Backstage at the Fisher Center

by Gary Miller


We are fortunate to have Bard College as our home. There are bucolic gardens and pathways, gently rolling hills, and stately trees. At the north end of the campus, amidst yet more of nature’s offerings, stands a brilliant silver bird, Fisher Center. Designed by architect Frank Gehry, the 110,000-square-foot center houses two theaters, four rehearsal studios for dance, theater, and music, and professional support facilities. It opened in April 2003, and The New Yorker called it “possibly the best small concert hall in the United States.”


The Sosnoff Theater seats approximately 800 people. It features a proscenium stage that accommodates opera, music, dance, and theater. A concert-shell insert can be used to accommodate orchestral and chamber concerts. The design of the room is intentionally simple: it is hexagonal, with walls that bow slightly inward to create convex surfaces that best diffuse sound. Its ceiling is high to give the room enough volume to allow sound within it to bloom. The room is acoustically tuned for optimal vocal and orchestral sound.

It’s also a hub for research and education, supporting artists, students, and audiences in the development and examination of artistic ideas. It shares perspectives from the past and present, as well as visions of the future. And, as LLI members know, Fisher Center offers a non-stop potpourri of entertainment in music, dance, and the theater, often at discounted ticket prices.

The Tour

On a recent Sunday in April, 35 Bard LLI members had a chance to tour the center, including a fascinating behind-the-scenes tour hosted by Kieley Michasiow-Levy, Bard Senior Individual Giving Manager, and Caroline Ryan, Development Operations Coordinator. Walking through the front door, looking up at the display of architectural details, we listened attentively as Kieley welcomed us and shared facts, figures, and insights.

“I tend to focus on very specific details,” she says, ”like the 5,647 stainless steel shingles, two-inch foam membrane, 40,000 square feet of Douglas fir veneer, and other physical characteristics of the building. I talk about acoustics a lot, and production details, but what I like to impart is the importance of the performing arts, the art and the work and the students.”
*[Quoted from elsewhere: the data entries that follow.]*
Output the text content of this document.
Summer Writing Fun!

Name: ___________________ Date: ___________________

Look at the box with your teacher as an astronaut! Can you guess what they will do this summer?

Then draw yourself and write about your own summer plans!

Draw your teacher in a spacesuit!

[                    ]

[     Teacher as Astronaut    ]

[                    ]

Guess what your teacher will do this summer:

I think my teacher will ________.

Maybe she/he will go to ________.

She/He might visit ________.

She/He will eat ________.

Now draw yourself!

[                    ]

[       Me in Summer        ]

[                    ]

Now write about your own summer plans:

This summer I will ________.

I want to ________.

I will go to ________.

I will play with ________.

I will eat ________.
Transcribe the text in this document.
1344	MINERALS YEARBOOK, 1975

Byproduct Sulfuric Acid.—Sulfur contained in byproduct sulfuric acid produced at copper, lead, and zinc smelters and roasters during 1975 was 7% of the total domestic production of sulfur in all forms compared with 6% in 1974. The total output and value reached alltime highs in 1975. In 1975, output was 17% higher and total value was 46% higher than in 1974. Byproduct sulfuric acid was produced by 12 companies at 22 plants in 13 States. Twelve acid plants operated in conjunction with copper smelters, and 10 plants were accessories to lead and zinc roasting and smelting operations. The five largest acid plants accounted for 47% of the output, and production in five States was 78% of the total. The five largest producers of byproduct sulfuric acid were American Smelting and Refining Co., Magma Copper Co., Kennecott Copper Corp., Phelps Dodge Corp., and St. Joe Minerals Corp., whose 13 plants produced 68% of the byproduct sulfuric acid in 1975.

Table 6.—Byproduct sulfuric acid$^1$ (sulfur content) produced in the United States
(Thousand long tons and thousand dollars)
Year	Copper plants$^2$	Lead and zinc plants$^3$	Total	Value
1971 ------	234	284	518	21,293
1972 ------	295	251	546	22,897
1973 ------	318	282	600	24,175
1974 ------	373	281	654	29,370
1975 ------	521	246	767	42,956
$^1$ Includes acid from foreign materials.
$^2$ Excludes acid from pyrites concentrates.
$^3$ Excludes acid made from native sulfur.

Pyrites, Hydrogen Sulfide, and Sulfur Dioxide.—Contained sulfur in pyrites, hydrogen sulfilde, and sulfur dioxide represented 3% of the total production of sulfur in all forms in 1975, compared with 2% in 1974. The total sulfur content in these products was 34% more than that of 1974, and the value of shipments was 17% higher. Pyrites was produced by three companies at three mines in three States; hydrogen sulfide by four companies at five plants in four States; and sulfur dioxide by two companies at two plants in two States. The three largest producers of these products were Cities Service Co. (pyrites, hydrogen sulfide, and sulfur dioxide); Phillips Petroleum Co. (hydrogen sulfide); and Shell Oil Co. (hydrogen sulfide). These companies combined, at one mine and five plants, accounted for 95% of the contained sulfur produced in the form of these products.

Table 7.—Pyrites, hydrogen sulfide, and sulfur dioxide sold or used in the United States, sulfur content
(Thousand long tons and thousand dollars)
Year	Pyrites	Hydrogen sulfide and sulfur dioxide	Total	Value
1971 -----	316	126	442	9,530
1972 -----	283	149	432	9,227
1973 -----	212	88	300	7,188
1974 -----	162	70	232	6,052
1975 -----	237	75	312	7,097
During the backstage part of the tour, we watched students apply makeup, get fitted for costumes, and practice dance in a wonderful, sunlit studio. It was easy to imagine these students, in the future, performing in a classical music concert, Broadway play, or dance recital. “‘Oklahoma! is a perfect example,” Kieley says, “Patrick Vaill was a student here and worked with Daniel Fish on that production in 2007, then returned in 2015 professionally, and was in that production again, and then ended up on Broadway. Oh boy. To see the evolution, you know, you, I mean, that’s just one student and one example.”